Standardized and readily available products or services (large % of total).
What is The Bottleneck Quadrant?
Unique or complex products or services supplied by few suppliers.
What is The Critical Quadrant?
Unique or complex products or services supplied by few suppliers, representing large % of total.
What are the four sourcing strategies?
- Single sourcing
- Multiple sourcing
- Cross sourcing
- Dual sourcing
What is single sourcing?
The buying firm depends on a single company for all or nearly all of an item or service.
What is multiple sourcing?
The buying firm shares its business across multiple suppliers.
What is cross sourcing?
Using a single supplier for a certain part or service and another supplier with the same capabilities for a similar part.
What is dual sourcing?
Using two suppliers for the same purchased product or service.

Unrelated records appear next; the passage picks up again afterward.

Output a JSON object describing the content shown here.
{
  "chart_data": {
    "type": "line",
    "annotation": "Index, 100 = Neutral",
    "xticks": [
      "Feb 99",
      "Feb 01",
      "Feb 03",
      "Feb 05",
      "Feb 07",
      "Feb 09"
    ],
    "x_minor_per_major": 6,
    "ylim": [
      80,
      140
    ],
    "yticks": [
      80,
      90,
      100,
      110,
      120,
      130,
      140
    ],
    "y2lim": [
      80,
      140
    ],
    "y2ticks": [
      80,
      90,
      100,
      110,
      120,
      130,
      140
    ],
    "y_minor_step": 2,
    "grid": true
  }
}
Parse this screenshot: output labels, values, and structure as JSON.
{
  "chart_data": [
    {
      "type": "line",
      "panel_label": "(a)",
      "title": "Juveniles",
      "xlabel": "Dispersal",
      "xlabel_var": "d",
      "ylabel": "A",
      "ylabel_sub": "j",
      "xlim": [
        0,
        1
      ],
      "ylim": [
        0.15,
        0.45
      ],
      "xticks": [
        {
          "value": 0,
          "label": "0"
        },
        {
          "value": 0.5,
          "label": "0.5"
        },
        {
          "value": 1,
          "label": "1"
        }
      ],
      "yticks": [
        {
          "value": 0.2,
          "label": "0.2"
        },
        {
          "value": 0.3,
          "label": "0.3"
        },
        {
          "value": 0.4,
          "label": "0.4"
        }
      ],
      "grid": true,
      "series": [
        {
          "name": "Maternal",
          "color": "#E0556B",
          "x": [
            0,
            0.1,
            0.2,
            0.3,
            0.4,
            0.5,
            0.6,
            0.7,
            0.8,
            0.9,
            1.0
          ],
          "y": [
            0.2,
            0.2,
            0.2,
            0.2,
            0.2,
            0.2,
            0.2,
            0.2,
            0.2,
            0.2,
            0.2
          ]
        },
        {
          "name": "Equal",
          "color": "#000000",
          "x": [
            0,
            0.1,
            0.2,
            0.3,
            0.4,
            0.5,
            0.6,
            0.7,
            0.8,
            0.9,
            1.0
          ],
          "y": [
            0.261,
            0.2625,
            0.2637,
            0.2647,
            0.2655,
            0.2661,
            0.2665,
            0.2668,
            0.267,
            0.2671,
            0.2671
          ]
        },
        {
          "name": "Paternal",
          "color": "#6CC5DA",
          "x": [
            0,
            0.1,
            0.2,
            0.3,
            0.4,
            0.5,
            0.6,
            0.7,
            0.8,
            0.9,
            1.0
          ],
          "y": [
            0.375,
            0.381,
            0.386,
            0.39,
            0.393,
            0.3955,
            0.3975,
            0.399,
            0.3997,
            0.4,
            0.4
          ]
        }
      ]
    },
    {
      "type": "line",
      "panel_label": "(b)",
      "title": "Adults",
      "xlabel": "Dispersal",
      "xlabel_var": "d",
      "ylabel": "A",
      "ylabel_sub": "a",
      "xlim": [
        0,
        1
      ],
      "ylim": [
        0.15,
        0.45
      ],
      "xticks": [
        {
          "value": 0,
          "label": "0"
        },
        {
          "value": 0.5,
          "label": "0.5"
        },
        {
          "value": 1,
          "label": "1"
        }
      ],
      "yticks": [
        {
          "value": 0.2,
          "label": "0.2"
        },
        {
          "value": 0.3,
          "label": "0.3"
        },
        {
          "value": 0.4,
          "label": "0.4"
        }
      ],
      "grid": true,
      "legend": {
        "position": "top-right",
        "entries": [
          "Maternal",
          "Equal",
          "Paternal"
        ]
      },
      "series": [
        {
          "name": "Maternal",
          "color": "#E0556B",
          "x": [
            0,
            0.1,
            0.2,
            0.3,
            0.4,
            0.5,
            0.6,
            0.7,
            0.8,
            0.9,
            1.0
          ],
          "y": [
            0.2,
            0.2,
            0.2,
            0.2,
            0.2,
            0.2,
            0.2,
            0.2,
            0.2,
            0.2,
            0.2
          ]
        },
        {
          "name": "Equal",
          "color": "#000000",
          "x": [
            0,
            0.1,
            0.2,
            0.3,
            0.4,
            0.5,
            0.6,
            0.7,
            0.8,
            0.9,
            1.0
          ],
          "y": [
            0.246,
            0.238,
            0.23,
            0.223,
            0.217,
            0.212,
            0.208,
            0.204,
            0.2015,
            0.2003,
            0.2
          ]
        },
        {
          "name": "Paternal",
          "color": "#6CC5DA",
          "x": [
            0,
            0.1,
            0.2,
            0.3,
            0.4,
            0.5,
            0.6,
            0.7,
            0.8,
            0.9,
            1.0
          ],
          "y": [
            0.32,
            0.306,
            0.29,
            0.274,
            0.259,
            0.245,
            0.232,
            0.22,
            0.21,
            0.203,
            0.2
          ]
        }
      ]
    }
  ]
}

What are the criteria to evaluate suppliers?
- Process and design capabilities
- Management capability
- Financial condition and cost structure
- Longer-term relationship potential
What is the weighted-point evaluation system?
An evaluation system to evaluate potential suppliers, track supplier’s performance over time, and rank current suppliers.
What is the method of the weighted-point evaluation system?
- Assign weights to performance dimensions.
- Rate the performance of each supplier with regard to each dimension.
- Calculate the total score.
What are the two types of supplier assessment?
- Subjective methods
- Objective methods
What are subjective methods?
Methods that are used when companies evaluate suppliers through personal judgments.
What are objective methods?
Objective methods attempt to quantify the supplier’s performance.
What techniques and tools are used for supplier assessment?
- Spreadsheets
- Personal assessment
- Vendor rating
- Supplier audit
- Cost modeling
What are spreadsheets?
- A tool used to systematically compare and asses quotations obtained from suppliers.
- Important criteria are listed on one axis and the supplier quotations on the other.
What is personal assessment?
- Used for suppliers with whom exist close business relationships.
- Specialists who have experience with the suppliers rate them according to a agreed checklist.
What is vendor rating?
- Limited to quantitative data only.
- Entails measuring the aspects of price, quality and delivery reliability per supplier.
What is suplier auditing?
Entails that the supplier is periodically visited by specialist(s) from the customer. They investigate the production process and quality organization.
What is cost modeling?
- Specialists from the buying company estimate, based on the production technology, the cost of the product.
- This may lead to ‘should cost’ discussions with the supplier.
What is the difference between supplier auditing and vendor rating:
- Supplier auditing
- Focused on the future
- Applied to new and current suppliers
- Qualitative
- It has a broad scope
- Time consuming
- Subjective
- Co-operation with suppliers - Vendor rating
- Based on historical data
- Applied to current suppliers
- Quantitative
- Limited scope
- Factual
- Based on internal administrative data
What is ISO 9001?
A family of standards supported by the International Organization for Standardization.
What are the goals of ISO 9001?
- Meet the customer’s quality requirements and applicable regulatory requirements.
- Enhance customer satisfaction.
- Achieve continual improvement of performance in pursuit of these objectives.
When do we use competitive bidding?
- The buying firm can provide qualified suppliers with clear descriptions of the items or
services to be purchased; - Volume is high enough to justify the cost and effort; and
- The buying firm does not have a preferred supplier.
When do we use negotiation?
- The item is a new and/or technically complex item with only vague specifications;
- The purchase requires agreement about a wide range of performance factors;
- The buyer requires the supplier to participate in the development effort; and
- The supplier cannot determine risks and costs without additional input from the buyer.